The general answer is yes, but it will depend on your individual situation. While beneficiary deeds are one tool for smaller estates, they cannot replace a comprehensive estate plan.
In 2004, the Colorado legislature approved the use and creation of “beneficiary deeds” and outlined basic requirements. This type of deed automatically transfers a property interest when the owner dies. Unlike other types of deeds, an individual must record a beneficiary deed with the County Clerk and Recorders Office before it becomes effective.
How Does The Process Work?
Here is an example that illustrates how a beneficiary deed works. Ann has owned a home for many years near the Cherry Creek mall. Her husband died several years ago and she would like to leave the home to her only daughter, Krista. Ann completes a deed naming Krista the beneficiary of the deed and records it as required. Krista will become the owner of the home when Ann dies. This happens automatically without the need for probate.
During Ann’s life, Krista does not have any right to the home. Ann can also revoke the beneficiary deed during her lifetime if it no longer serves her needs. Changing a provision in her will, however, cannot override the beneficiary deed. The deed operates much like beneficiary designations on a life insurance policy or retirement account.
A trust cannot transfer property interests with a beneficiary deed. Because transfer occurs on the death of the owner, the owner of a property must be a natural person and not an entity.

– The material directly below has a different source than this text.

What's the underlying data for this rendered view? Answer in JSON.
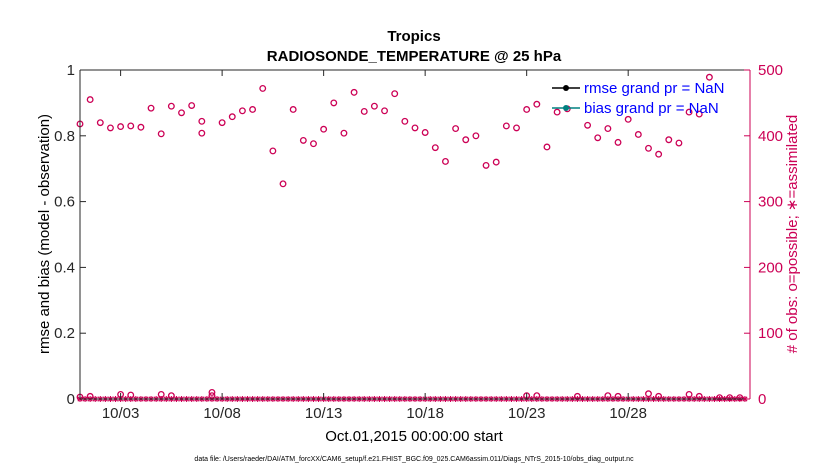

This type of deed cannot transfer real property interests that are countable resources for Medicaid eligibility.
If you make a small mistake, it can result in unintended consequences. Beneficiary deeds can smooth the transfer of ownership and are useful in some circumstances. Because a home or vacation property may be one of the most valuable assets in your estate, consult an experienced estate planning attorney for individualized advice.